In fact, the city was in the process of investigating annexation and potential boundaries on Goldie when the state Supreme Court put a wrinkle in the plans early this year. The court ruled that annexation by petition method, by far the most common way cities annex property, was unconstitutional.

That leaves only the election method for annexation. Under this mode, people who live within an annexation boundary — whether they rent or own — would vote on an annexation in an election.

At a Dec. 17 meeting, Randy Bradford, manager of the Coachman Inn, asked city council members to hold an election for the annexation of a chunk of property adjacent to the hotel. The so-called Easy Street annexation is located on the south side of Easy Street, which is near Goldie Road.

Bradford explained that hotel plans to construct extended-stay suites, which are apartments that people can rent on a month-to-month basis.

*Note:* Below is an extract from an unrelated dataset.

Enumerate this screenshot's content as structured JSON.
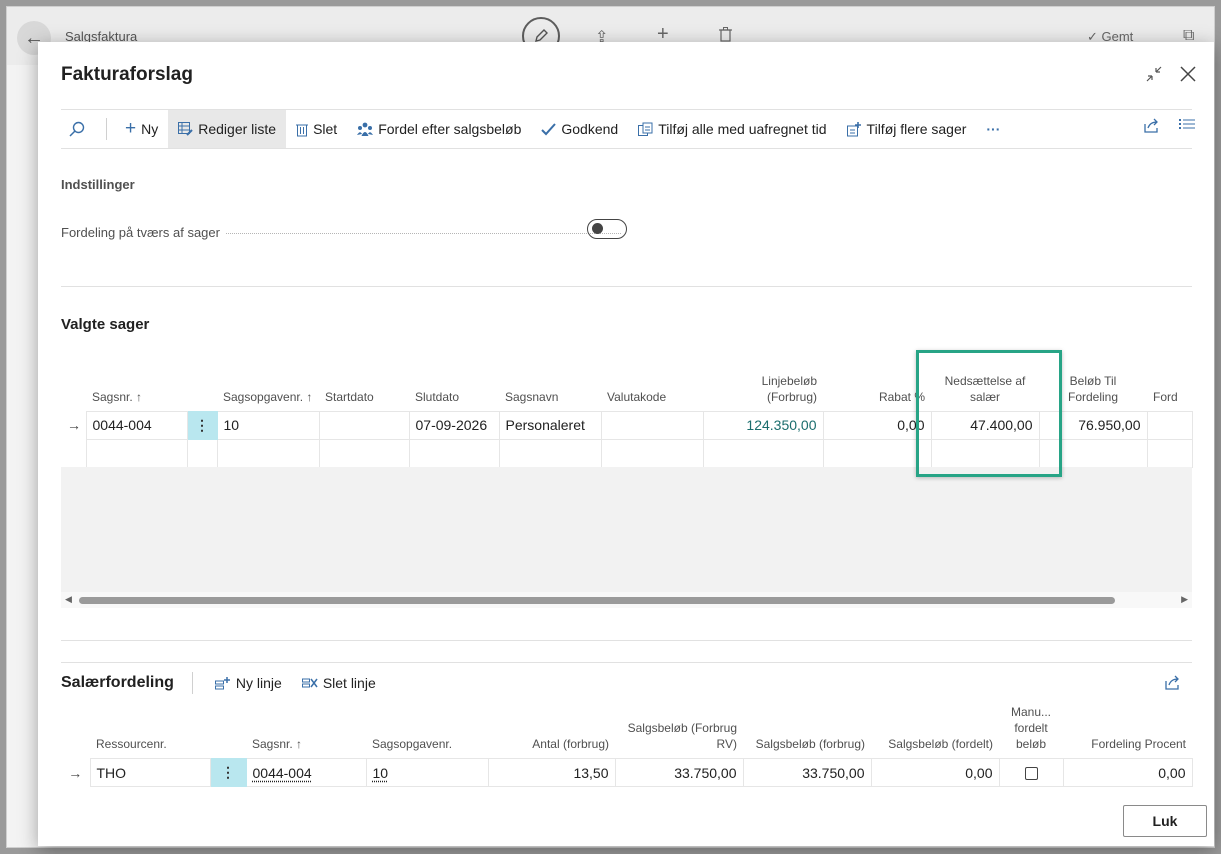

He said the group of proposed buildings would be “similar to four-plex units.”

There are six registered voters in the area who could vote in the annexation election.

City Attorney Phil Bleyhl warned the council that working on the annexation election, if passed, would take besieged staff members away from other important projects.

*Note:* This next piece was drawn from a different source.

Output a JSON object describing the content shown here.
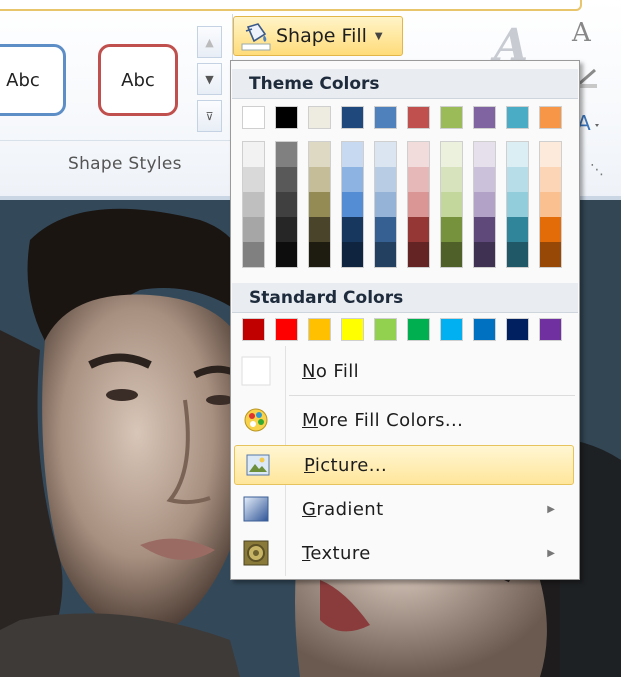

Brewer, however, questioned whether this might be a good time to annex the entire Goldie Road area, or at least a large piece of it, into the city through the election method. There are about a dozen people living in the entire Goldie Road area.

Councilman Bob Morrison pointed out that the city may make money in the long run by investing an an annexation election now.

“I would hate to defer this issue again,” Crider said.

On the other hand, Bleyhl estimated that it would take up to 100 hours of staff time, plus other expenses, to do such an election. He said the city would need to hire extra staff to do an educational outreach and print up brochures explaining the effects of an annexation.

“What’s confronting us,” City Administrator Thom Myers said, “is the limitation of staff to go out and do the annexation.”

In the end, Development Services Director Steve Powers agreed to look at potential boundaries and older studies on the issue in order to get a rough idea of what the annexation would take. He’ll report back at the Jan. 21 meeting.